Uludağ'ın, Bursa Büyükşehir Belediyesine bağlanması konusunda girişimlerde bulunulduğunu anımsatan Ağaoğlu, Kayseri ve Erzurum'da kayak bölgelerinin belediyelere bağlı olduğunu aktardı.
Ağaoğlu, Uludağ'ın eski günlerine dönmesi için acil bir şekilde 12 ay turizm yapılabilecek bir imar planı yapılması ve bu planı Orman ve Su İşleri Bakanlığının yapmaması gerektiğini savunarak, "Aslında Uludağ'ı Davos'tan daha güzel yapacak becerimiz var. Burada Bakanlığın zihniyetinin değişmesi gerekiyor. Yoksa burası Davos olmaz, dağ fos olur" dedi.
"Uludağ'da suni kar sistemi var ancak çalışmıyor"
Uludağ'da yapay kar üretilip üretilemeyeceğine ilişkin bir soru üzerine de Ağaoğlu, Türkiye'de ilk yapay kar üretimini 2002 yılında Uludağ'da kurduklarını hatırlattı.

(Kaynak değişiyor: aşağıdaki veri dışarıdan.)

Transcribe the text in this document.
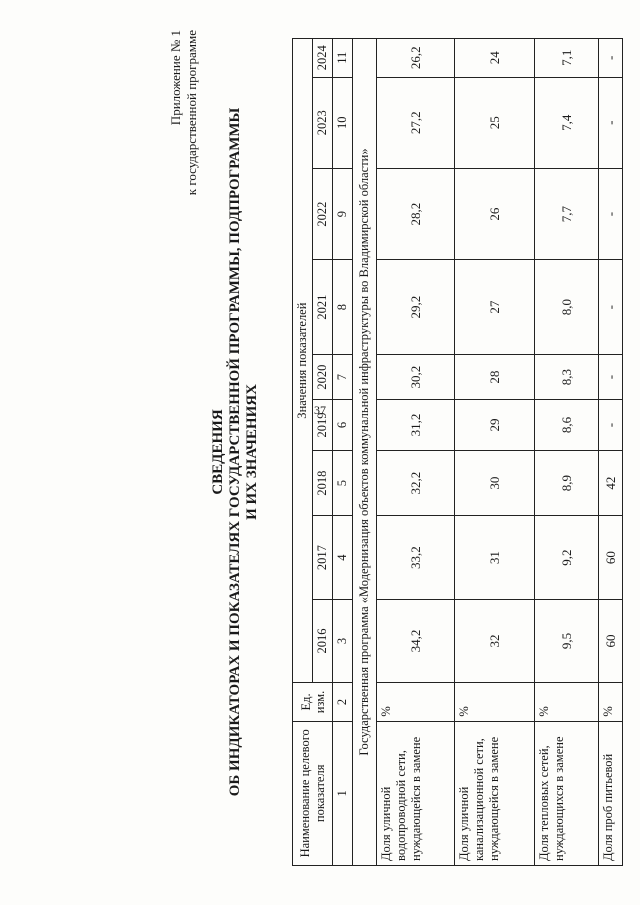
37
Приложение № 1 к государственной программе
СВЕДЕНИЯ ОБ ИНДИКАТОРАХ И ПОКАЗАТЕЛЯХ ГОСУДАРСТВЕННОЙ ПРОГРАММЫ, ПОДПРОГРАММЫ И ИХ ЗНАЧЕНИЯХ
Наименование целевого показателя	Ед. изм.	Значения показателей								
		2016	2017	2018	2019	2020	2021	2022	2023	2024
1	2	3	4	5	6	7	8	9	10	11
Государственная программа «Модернизация объектов коммунальной инфраструктуры во Владимирской области»										
Доля уличной водопроводной сети, нуждающейся в замене	%	34,2	33,2	32,2	31,2	30,2	29,2	28,2	27,2	26,2
Доля уличной канализационной сети, нуждающейся в замене	%	32	31	30	29	28	27	26	25	24
Доля тепловых сетей, нуждающихся в замене	%	9,5	9,2	8,9	8,6	8,3	8,0	7,7	7,4	7,1
Доля проб питьевой	%	60	60	42	-	-	-	-	-	-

Ağaoğlu, "Ancak burada her şeyi devlete veya bürokrasiye yıkmamak lazım. Burada bu işi bilen birine yatırımın ana finansörlüğünü yaparak 'git en iyisi hangisi ise onu seç' dedim. Gitti en kötüsünü seçti maalesef, Uludağ şartlarına uygun değildi, bizi yanlış yönlendirdi. Yatırımımız atıl kaldı. Şu anda suni kar sistemi Uludağ'da var ancak çalışmıyor" ifadelerini de kullandı.